Intersex organizations have distanced from trans people—like most others in society—by defining intersex as something that is not trans, with characteristics common to both sexes from birth or developed naturally. In some cases I agree with them, but not in all cases. If the brain is part of the body—and I think it is—intersex should not be defined to exclude conditions such as mine. CAIS, for example, was always intersex even when we could not detect chromosomes.
I wonder about diethylstilbestrol (“DES”), a female hormone given to mothers in pregnancy, 1938-1971, to help prevent miscarriage. I was born in 1957. I don’t know, and I cannot find out if my mother was ever given it, small town in Kansas. But something caused this phenomenon in me—and focusing on gender issues won’t get there, because regardless of that political view, this is primarily a sex-related issue: sex identity, genitalia, sexual response as female. It’s about needing to be biologically female, though as yet impossible.

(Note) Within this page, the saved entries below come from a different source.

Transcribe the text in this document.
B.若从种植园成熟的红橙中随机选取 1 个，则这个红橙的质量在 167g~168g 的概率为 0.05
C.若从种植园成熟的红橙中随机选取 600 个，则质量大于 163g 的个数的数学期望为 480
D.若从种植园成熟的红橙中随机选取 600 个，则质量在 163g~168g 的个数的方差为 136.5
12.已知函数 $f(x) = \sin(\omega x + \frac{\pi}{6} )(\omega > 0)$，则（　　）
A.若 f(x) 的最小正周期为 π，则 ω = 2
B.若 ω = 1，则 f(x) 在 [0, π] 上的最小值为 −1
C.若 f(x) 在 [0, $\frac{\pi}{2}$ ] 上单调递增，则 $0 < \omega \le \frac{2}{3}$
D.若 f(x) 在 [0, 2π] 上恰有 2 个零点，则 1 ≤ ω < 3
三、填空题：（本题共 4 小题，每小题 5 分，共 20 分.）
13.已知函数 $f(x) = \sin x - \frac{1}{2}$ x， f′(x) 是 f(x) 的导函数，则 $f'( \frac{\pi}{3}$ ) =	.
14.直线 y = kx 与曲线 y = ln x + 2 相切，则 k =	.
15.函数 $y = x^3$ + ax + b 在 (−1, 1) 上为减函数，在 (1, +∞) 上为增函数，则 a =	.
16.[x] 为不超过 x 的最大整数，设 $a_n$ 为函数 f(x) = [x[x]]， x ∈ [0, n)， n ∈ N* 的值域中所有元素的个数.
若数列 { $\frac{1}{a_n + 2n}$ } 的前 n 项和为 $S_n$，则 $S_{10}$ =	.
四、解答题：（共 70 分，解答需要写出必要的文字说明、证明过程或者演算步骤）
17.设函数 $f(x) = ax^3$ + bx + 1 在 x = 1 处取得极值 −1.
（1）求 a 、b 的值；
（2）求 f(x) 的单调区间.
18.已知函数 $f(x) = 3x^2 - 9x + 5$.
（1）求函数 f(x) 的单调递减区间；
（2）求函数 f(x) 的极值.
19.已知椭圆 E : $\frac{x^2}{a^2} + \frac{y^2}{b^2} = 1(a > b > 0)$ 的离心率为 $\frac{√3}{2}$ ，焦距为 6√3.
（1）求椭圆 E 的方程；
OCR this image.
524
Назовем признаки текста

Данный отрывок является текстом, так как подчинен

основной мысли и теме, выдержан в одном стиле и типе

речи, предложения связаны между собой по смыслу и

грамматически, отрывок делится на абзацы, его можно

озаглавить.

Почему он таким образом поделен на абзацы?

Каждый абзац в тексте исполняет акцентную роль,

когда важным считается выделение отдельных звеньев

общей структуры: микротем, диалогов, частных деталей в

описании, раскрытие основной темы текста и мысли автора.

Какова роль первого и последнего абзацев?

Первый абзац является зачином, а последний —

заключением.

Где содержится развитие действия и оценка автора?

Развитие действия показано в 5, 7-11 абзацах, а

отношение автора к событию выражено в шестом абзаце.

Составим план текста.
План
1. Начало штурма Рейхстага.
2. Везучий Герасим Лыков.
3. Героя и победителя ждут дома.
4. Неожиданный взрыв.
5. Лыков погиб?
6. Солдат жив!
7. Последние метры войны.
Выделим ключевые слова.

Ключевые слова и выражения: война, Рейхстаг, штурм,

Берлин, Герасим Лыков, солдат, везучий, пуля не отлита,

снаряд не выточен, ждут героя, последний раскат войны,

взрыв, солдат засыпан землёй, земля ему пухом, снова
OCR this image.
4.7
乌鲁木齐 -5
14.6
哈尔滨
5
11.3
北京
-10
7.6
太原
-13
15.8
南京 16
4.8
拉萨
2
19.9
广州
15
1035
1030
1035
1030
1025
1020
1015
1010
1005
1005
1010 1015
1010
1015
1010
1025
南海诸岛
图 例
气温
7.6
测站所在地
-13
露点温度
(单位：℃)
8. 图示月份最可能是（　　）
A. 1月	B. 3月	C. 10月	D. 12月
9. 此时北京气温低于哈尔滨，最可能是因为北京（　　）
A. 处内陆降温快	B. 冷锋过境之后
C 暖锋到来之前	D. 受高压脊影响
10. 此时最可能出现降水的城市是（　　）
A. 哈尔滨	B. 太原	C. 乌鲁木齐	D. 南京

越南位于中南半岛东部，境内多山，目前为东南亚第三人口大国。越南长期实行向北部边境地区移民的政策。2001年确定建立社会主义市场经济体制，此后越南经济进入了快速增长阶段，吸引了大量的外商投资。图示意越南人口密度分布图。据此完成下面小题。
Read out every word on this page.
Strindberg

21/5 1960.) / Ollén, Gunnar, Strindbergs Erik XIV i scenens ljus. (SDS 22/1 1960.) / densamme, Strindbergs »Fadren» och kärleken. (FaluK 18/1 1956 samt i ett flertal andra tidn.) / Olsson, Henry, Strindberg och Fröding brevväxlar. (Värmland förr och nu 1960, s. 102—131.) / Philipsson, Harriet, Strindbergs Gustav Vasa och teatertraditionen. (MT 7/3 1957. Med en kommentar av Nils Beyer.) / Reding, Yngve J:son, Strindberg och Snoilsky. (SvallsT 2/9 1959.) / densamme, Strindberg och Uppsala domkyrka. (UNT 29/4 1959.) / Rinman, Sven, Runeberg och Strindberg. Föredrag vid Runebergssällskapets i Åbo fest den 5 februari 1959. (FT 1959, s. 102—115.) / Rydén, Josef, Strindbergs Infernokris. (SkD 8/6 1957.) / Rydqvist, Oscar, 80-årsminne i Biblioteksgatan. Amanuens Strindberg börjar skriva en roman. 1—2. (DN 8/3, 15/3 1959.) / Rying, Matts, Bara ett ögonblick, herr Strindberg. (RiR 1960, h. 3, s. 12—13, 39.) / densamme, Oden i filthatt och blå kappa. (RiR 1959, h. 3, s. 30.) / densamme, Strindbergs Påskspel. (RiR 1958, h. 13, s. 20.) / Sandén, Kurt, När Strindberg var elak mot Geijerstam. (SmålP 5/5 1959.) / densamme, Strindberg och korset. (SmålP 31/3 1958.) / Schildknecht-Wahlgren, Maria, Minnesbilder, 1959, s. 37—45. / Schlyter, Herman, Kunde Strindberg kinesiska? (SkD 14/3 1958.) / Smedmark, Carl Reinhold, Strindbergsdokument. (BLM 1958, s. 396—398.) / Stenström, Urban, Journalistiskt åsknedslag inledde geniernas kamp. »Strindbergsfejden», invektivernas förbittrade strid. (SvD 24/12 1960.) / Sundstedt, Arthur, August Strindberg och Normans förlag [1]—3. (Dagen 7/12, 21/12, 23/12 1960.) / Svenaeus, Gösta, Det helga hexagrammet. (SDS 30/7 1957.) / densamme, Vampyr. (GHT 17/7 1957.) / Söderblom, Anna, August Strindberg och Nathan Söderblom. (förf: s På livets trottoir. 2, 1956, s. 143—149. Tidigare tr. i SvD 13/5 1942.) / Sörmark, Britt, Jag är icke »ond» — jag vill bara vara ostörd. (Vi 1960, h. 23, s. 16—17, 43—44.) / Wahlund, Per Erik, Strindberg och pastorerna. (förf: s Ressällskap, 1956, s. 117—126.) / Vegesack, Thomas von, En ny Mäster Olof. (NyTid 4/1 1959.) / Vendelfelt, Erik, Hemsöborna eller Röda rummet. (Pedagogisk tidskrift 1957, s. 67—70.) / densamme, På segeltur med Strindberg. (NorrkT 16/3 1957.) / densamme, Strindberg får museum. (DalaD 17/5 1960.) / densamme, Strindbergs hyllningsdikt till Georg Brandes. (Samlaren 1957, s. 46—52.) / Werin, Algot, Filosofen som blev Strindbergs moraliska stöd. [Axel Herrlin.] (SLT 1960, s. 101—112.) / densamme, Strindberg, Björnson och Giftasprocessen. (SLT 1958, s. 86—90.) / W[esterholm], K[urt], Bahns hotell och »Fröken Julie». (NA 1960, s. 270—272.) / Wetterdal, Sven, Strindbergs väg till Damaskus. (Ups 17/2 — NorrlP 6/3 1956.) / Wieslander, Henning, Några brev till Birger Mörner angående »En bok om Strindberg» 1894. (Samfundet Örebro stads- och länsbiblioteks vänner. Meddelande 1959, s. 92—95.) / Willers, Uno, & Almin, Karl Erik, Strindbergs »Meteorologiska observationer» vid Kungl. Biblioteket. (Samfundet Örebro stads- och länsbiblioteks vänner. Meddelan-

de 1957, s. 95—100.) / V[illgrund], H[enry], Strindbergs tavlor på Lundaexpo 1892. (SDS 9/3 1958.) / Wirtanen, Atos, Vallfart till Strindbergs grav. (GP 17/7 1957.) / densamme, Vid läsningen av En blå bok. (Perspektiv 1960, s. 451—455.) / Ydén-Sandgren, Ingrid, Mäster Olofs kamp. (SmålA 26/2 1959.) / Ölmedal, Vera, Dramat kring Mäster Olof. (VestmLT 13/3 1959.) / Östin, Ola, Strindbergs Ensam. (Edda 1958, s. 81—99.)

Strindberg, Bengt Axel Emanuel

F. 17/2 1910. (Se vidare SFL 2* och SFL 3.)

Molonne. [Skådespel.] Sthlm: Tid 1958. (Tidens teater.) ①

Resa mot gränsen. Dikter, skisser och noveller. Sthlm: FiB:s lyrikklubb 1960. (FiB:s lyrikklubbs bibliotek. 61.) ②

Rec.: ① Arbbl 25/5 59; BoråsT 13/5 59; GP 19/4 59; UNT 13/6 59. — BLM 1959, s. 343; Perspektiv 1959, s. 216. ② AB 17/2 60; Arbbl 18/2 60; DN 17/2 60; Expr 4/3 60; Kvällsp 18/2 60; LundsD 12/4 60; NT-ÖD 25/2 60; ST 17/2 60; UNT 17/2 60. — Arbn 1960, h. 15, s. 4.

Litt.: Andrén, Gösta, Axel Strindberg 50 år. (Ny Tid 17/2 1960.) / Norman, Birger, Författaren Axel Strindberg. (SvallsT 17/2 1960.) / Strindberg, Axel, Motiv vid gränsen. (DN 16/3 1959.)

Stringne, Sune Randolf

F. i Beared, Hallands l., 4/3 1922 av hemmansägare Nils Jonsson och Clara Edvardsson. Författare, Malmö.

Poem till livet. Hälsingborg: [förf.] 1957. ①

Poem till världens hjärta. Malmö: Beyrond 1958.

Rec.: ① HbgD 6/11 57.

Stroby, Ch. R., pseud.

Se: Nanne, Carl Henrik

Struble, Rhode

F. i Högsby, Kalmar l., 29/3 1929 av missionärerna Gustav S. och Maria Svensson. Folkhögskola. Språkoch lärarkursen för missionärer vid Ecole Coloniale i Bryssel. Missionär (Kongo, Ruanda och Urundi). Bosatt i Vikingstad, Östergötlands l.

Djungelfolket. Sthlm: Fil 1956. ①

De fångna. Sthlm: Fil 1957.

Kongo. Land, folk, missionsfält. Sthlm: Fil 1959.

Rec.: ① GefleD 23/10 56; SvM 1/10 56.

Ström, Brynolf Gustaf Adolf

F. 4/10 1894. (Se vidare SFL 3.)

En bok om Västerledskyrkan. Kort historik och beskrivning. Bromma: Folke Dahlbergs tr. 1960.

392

When the brain is no longer part of the body, I’ll stop thinking I’m intersex.
I was not into cross-dressing, though it was integral at transition. I note it’s very important in prior living for most trans people from Jenny Boylan to Caitlyn Jenner, but it wasn’t me. To me, the clothing simply is not an area of interest. At transition, at the age of 23 and thereabouts, I was skinnier than I am now, and that helped. I found some dresses that looked okay. But as I aged, my body filled out in ways I don’t prefer, so I don’t wear them any more, except my arisaid, perhaps, at a Renaissance Faire. It is bulky and hides my bad figure. I miss—not being able to be genuine, real, authentic to myself, falling short of my need to be biologically female, but my heart does not pine for dressing.
When I met Joe in 1989, he amazed me. I’ve always enjoyed flight, was already a pilot, in the 99s, and Joe’s life absorbed me. It was about taking aircraft to air shows, boating, learning how to fix the water heater whether I liked it or not, trying to survive hate crimes, going to doctors as he aged…and the more feminine fineries were never enculturated. You can see that in my book. As a result, I tend to dress “down”, without intent that it be down, per se, just not masculine where I can help it: a blouse, jeans, nothing fancy. I nearly always wear sneakers with orthotic inserts and a brace, because of my Ehlers-Danlos, hypermobility, which, unhappily, also make me about 1/2 inch taller. The Ehlers-Danlos also complicates my appearance, as I have an “ape index” of 1.6:1—long arms—greater than Michael Phelps, the Olympic swimmer, at his ape index of 1.5 per Scientific American. (I am also an outstanding swimmer, though I’m no athlete.) However bad my appearance may be, I do my best to overcome this as well as other natal male features of stature.
FWIW, I think I’m missing something, not into fineries, but if I consider them I disregard them yet again because I don’t have the figure for it. As a result, I’m usually just in jeans and some blouse. This view may also relate to my decades in transition, since 1981, how issues evolve through us over time.